Seulement, là… Avant même que ton livre sorte, on pouvait lire ici et là des extraits… et juste en découvrant ces quelques phrases, j’entendais un appel venu du plus profond de ma vie qui me disait : « lis le ce livre, car tu vas te reconnaître ».
Après avoir lu ton livre, j’ai écris sur les réseaux sociaux : « Lire ce livre est acte de résistance à la perversion et la manipulation.
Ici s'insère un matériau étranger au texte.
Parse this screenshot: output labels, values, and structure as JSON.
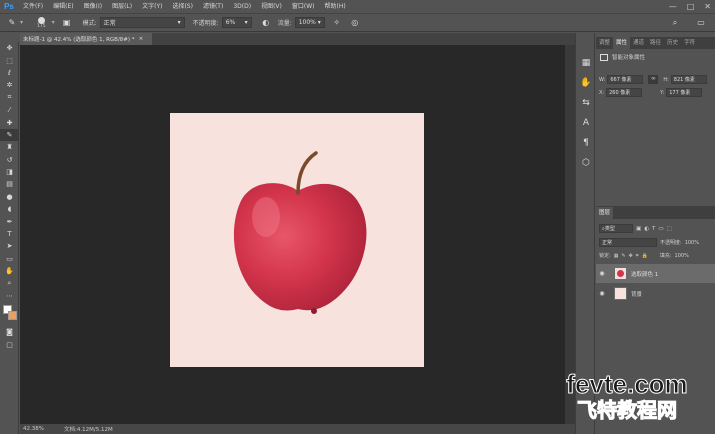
{
  "app": {
    "logo": "Ps"
  },
  "menu": [
    "文件(F)",
    "编辑(E)",
    "图像(I)",
    "图层(L)",
    "文字(Y)",
    "选择(S)",
    "滤镜(T)",
    "3D(D)",
    "视图(V)",
    "窗口(W)",
    "帮助(H)"
  ],
  "window_controls": [
    "—",
    "□",
    "✕"
  ],
  "options": {
    "brush_size": "175",
    "mode_label": "模式:",
    "mode_value": "正常",
    "opacity_label": "不透明度:",
    "opacity_value": "6%",
    "flow_label": "流量:",
    "flow_value": "100%"
  },
  "document": {
    "tab_title": "未标题-1 @ 42.4% (选取颜色 1, RGB/8#) *",
    "tab_close": "×"
  },
  "status": {
    "zoom": "42.38%",
    "doc_info": "文档:4.12M/5.12M"
  },
  "properties": {
    "tabs": [
      "调整",
      "属性",
      "通道",
      "路径",
      "历史",
      "字符"
    ],
    "active_tab": "属性",
    "title": "智能对象属性",
    "w_label": "W:",
    "w_value": "667 像素",
    "h_label": "H:",
    "h_value": "821 像素",
    "x_label": "X:",
    "x_value": "260 像素",
    "y_label": "Y:",
    "y_value": "177 像素"
  },
  "layers": {
    "tab": "图层",
    "kind_label": "类型",
    "blend_mode": "正常",
    "opacity_label": "不透明度:",
    "opacity_value": "100%",
    "lock_label": "锁定:",
    "fill_label": "填充:",
    "fill_value": "100%",
    "items": [
      {
        "name": "选取颜色 1"
      },
      {
        "name": "背景"
      }
    ]
  },
  "watermark": {
    "line1": "fevte.com",
    "line2": "飞特教程网"
  },
  "colors": {
    "artboard": "#f7e2de",
    "apple_red": "#d2344b",
    "canvas_bg": "#282828",
    "panel": "#535353"
  }
}
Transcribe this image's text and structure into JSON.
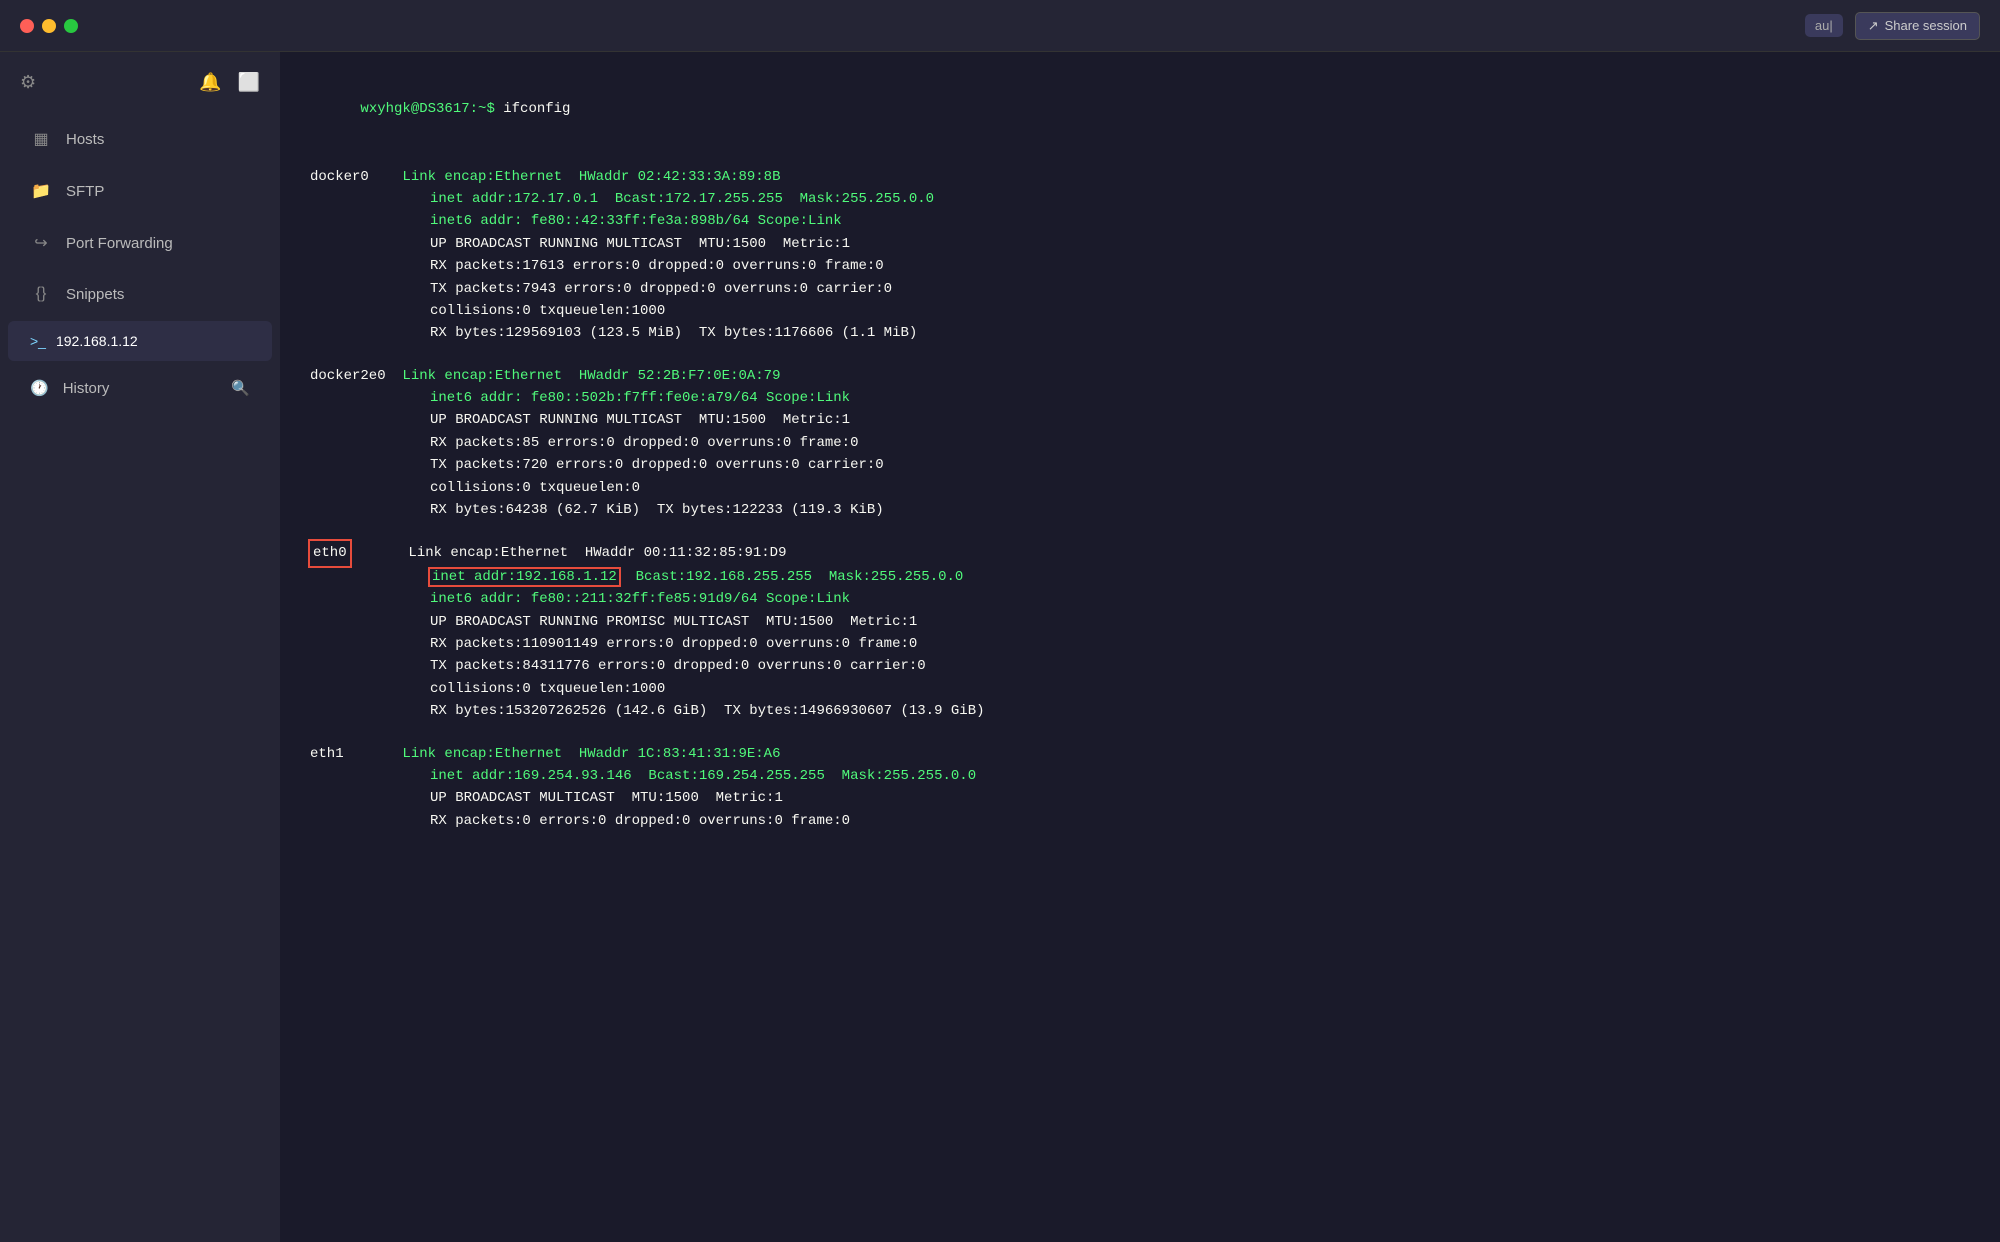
{
  "titlebar": {
    "user": "au|",
    "share_label": "Share session"
  },
  "sidebar": {
    "nav_items": [
      {
        "id": "hosts",
        "icon": "▦",
        "label": "Hosts"
      },
      {
        "id": "sftp",
        "icon": "📁",
        "label": "SFTP"
      },
      {
        "id": "port-forwarding",
        "icon": "↪",
        "label": "Port Forwarding"
      },
      {
        "id": "snippets",
        "icon": "{}",
        "label": "Snippets"
      }
    ],
    "connected_session": "192.168.1.12",
    "history_label": "History"
  },
  "terminal": {
    "prompt": "wxyhgk@DS3617:~$ ifconfig",
    "blocks": [
      {
        "iface": "docker0",
        "highlighted": false,
        "lines": [
          "Link encap:Ethernet  HWaddr 02:42:33:3A:89:8B",
          "inet addr:172.17.0.1  Bcast:172.17.255.255  Mask:255.255.0.0",
          "inet6 addr: fe80::42:33ff:fe3a:898b/64 Scope:Link",
          "UP BROADCAST RUNNING MULTICAST  MTU:1500  Metric:1",
          "RX packets:17613 errors:0 dropped:0 overruns:0 frame:0",
          "TX packets:7943 errors:0 dropped:0 overruns:0 carrier:0",
          "collisions:0 txqueuelen:1000",
          "RX bytes:129569103 (123.5 MiB)  TX bytes:1176606 (1.1 MiB)"
        ]
      },
      {
        "iface": "docker2e0",
        "highlighted": false,
        "lines": [
          "Link encap:Ethernet  HWaddr 52:2B:F7:0E:0A:79",
          "inet6 addr: fe80::502b:f7ff:fe0e:a79/64 Scope:Link",
          "UP BROADCAST RUNNING MULTICAST  MTU:1500  Metric:1",
          "RX packets:85 errors:0 dropped:0 overruns:0 frame:0",
          "TX packets:720 errors:0 dropped:0 overruns:0 carrier:0",
          "collisions:0 txqueuelen:0",
          "RX bytes:64238 (62.7 KiB)  TX bytes:122233 (119.3 KiB)"
        ]
      },
      {
        "iface": "eth0",
        "highlighted": true,
        "lines": [
          "Link encap:Ethernet  HWaddr 00:11:32:85:91:D9",
          "inet addr:192.168.1.12  Bcast:192.168.255.255  Mask:255.255.0.0",
          "inet6 addr: fe80::211:32ff:fe85:91d9/64 Scope:Link",
          "UP BROADCAST RUNNING PROMISC MULTICAST  MTU:1500  Metric:1",
          "RX packets:110901149 errors:0 dropped:0 overruns:0 frame:0",
          "TX packets:84311776 errors:0 dropped:0 overruns:0 carrier:0",
          "collisions:0 txqueuelen:1000",
          "RX bytes:153207262526 (142.6 GiB)  TX bytes:14966930607 (13.9 GiB)"
        ],
        "highlighted_line_index": 1,
        "highlighted_line_text": "inet addr:192.168.1.12"
      },
      {
        "iface": "eth1",
        "highlighted": false,
        "lines": [
          "Link encap:Ethernet  HWaddr 1C:83:41:31:9E:A6",
          "inet addr:169.254.93.146  Bcast:169.254.255.255  Mask:255.255.0.0",
          "UP BROADCAST MULTICAST  MTU:1500  Metric:1",
          "RX packets:0 errors:0 dropped:0 overruns:0 frame:0"
        ]
      }
    ]
  }
}
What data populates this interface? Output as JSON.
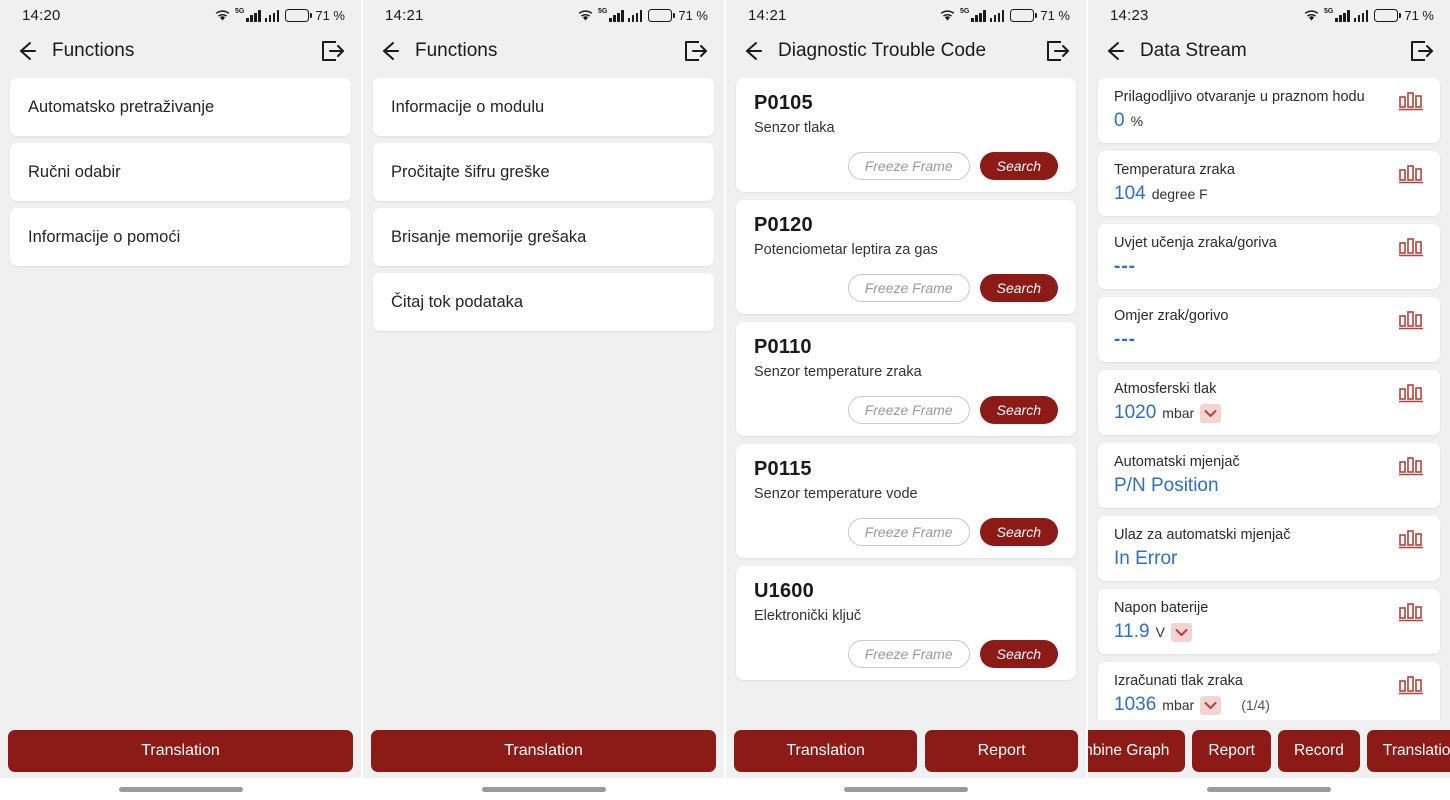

Au-delà de mentionner les viols subis par un enfant de 13 ans durant plusieurs années, il décrit un système, celui où l’on ne protège pas les enfants… car pour qu’un prédateur opère en toute impunité, le décor doit être planté, les faiblesses des uns et des autres utilisées, les névroses tricotées à ne plus pouvoir se démêler… les adultes tournés vers leurs souffrances, leur nombril, les enfants qui doivent prendre une posture d’adulte pour survivre… la violence de cette génération, soi-disant libérée, envers leurs enfants, par leur non-assistance à personne en danger… »
Camille, dans ton livre, je me suis reconnue, ou plutôt j’ai reconnu l’environnement, les comportements qui ont faits que cela avait été possible.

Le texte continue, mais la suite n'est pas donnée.